Government Blows Tax Dollars on Study to Promote Fat Acceptance
One of the deadliest trends sweeping America is fat acceptance. Forget about telling the truth about the health consequences of having the build of a beach ball. Instead, we should build up the porkers' self-esteem and tell them it's healthy to have a BMI of a sperm whale.
The National Institutes of Health is spending over $150,000 on a study that aims to fight fat shaming.
"Body shaming is a pervasive form of prejudice, found in cyber bullying, critiques of celebrities' appearances, at work and school, and in public places for everyday Americans," the news site states. "People who are battling obesity face being stereotyped as lazy, incompetent, unattractive, lacking willpower, and to blame for their excess weight.
If blubber-bellied couch potatoes don't like their public image, there's always finding a sustainable, healthy diet and free weights. Just saying.
The pain of these messages may take a toll on health and increase risk of cardiovascular and metabolic disease, according to a new study published in Obesity, the journal of The Obesity Society, led by a research team from the Perelman School of Medicine at the University of Pennsylvania."
You know what else causes all of those things? Being large enough to qualify as a planet. Shifting gravitational pulls with every nibble of pastry.

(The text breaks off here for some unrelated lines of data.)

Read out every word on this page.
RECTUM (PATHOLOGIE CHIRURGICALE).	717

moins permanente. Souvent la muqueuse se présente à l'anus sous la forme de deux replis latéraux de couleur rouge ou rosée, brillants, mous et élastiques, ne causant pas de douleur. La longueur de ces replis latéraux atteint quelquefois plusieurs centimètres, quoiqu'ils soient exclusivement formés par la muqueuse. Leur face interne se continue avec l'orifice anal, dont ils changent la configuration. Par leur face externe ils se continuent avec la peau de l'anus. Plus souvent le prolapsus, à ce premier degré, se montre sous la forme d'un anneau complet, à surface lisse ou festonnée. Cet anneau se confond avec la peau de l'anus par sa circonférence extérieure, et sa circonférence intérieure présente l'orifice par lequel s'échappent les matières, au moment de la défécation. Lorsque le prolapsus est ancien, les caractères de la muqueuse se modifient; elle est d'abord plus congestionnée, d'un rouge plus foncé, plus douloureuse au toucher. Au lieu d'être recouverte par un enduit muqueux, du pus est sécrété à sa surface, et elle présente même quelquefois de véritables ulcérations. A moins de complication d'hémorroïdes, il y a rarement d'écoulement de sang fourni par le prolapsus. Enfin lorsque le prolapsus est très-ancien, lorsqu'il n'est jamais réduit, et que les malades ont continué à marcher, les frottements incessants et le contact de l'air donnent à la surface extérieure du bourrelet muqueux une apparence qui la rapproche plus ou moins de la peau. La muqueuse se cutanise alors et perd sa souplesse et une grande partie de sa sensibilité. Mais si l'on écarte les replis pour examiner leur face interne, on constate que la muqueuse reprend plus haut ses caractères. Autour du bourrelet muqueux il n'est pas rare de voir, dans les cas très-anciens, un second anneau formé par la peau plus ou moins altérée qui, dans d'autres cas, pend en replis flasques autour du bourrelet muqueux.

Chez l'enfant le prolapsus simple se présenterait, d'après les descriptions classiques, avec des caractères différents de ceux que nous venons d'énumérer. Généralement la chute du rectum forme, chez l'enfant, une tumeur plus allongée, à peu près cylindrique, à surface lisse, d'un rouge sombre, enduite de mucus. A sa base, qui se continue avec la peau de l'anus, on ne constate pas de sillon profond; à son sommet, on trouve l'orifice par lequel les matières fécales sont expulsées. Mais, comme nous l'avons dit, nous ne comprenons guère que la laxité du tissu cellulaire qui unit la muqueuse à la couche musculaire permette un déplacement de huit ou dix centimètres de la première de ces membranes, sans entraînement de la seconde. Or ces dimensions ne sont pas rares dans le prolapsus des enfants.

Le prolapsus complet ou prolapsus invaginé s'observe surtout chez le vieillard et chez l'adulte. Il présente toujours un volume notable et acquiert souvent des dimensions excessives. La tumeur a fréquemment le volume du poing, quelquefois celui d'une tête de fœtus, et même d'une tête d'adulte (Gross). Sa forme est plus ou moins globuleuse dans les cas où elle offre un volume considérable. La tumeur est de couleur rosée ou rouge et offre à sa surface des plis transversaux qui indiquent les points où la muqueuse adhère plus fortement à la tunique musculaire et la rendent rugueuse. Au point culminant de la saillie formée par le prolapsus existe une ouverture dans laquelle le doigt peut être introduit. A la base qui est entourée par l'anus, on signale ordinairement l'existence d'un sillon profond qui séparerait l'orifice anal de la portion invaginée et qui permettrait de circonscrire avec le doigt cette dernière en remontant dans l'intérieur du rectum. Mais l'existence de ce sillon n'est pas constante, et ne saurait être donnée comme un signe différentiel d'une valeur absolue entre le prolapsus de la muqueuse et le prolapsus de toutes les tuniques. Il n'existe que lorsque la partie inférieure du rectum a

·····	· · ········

Another study cowritten by Pearl in 2012 argued for more "positive media portrayals of obese individuals" in television and film.

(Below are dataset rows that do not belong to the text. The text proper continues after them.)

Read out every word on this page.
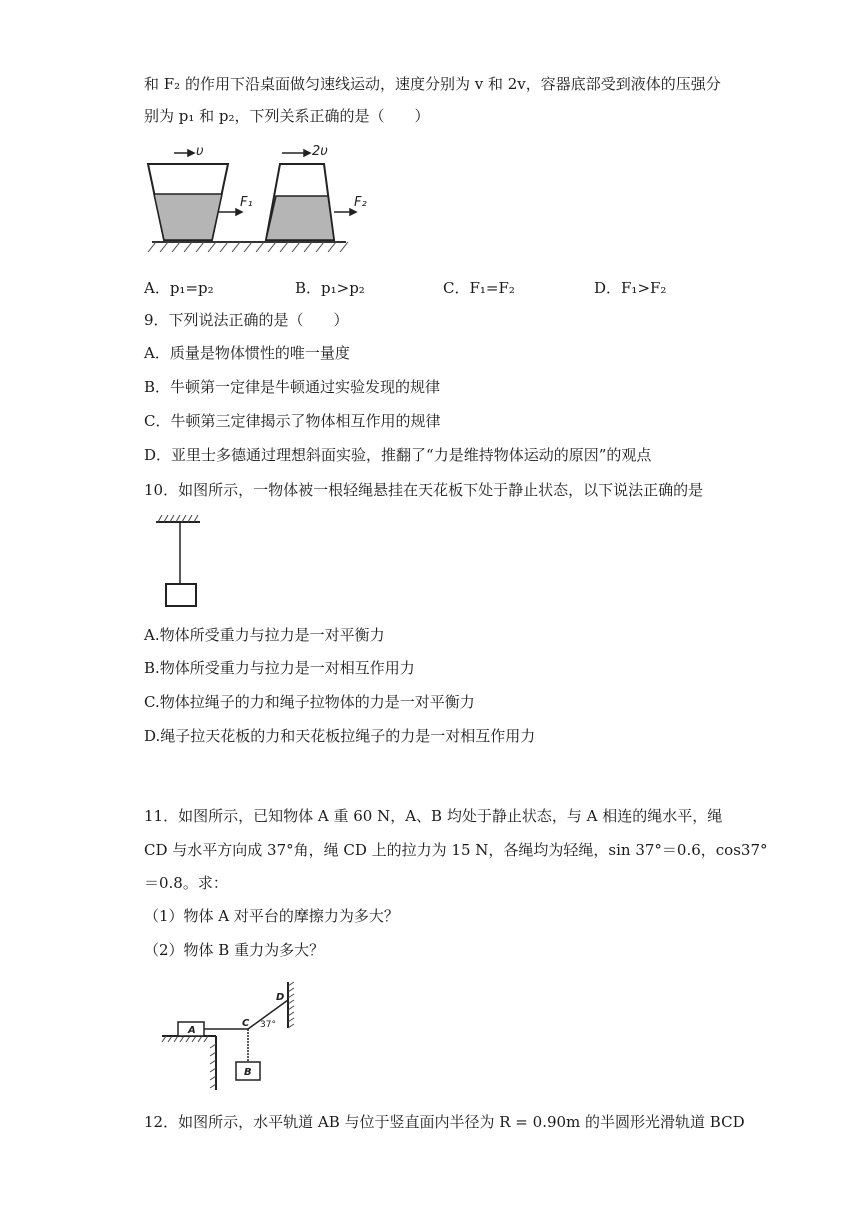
和 F₂ 的作用下沿桌面做匀速线运动，速度分别为 v 和 2v，容器底部受到液体的压强分
别为 p₁ 和 p₂，下列关系正确的是（　　）
υ	2υ
F₁	F₂
A．p₁=p₂	B．p₁>p₂	C．F₁=F₂	D．F₁>F₂
9．下列说法正确的是（　　）
A．质量是物体惯性的唯一量度
B．牛顿第一定律是牛顿通过实验发现的规律
C．牛顿第三定律揭示了物体相互作用的规律
D．亚里士多德通过理想斜面实验，推翻了“力是维持物体运动的原因”的观点
10．如图所示，一物体被一根轻绳悬挂在天花板下处于静止状态，以下说法正确的是
A.物体所受重力与拉力是一对平衡力
B.物体所受重力与拉力是一对相互作用力
C.物体拉绳子的力和绳子拉物体的力是一对平衡力
D.绳子拉天花板的力和天花板拉绳子的力是一对相互作用力
11．如图所示，已知物体 A 重 60 N，A、B 均处于静止状态，与 A 相连的绳水平，绳
CD 与水平方向成 37°角，绳 CD 上的拉力为 15 N，各绳均为轻绳，sin 37°＝0.6，cos37°
＝0.8。求：
（1）物体 A 对平台的摩擦力为多大？
（2）物体 B 重力为多大？
A
B
C
D
37°
12．如图所示，水平轨道 AB 与位于竖直面内半径为 R = 0.90m 的半圆形光滑轨道 BCD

Ah, so the key to weight loss is blowing sunshine up the stretch-marked rear ends of the big-boned and telling them they're perfect.
Nobody is suggesting we should ridicule the rotund on the street. But, we're not about to tell them their clogged arteries and quadruple-digit blood sugar levels are some sort of ideal. You wouldn't help a junkie get clean by prepping his crack pipe for him, would you? Well maybe if you would if you're Philadelphia. Promoting "fat acceptance" is just as nonsensical.
No amount of government fundage is going to make the plumpers svelte. Telling airplane-seat-challenged individuals they're fine just the way they are will only keep stock in Burger King at an all time high and treadmills collecting dust. Try honesty instead.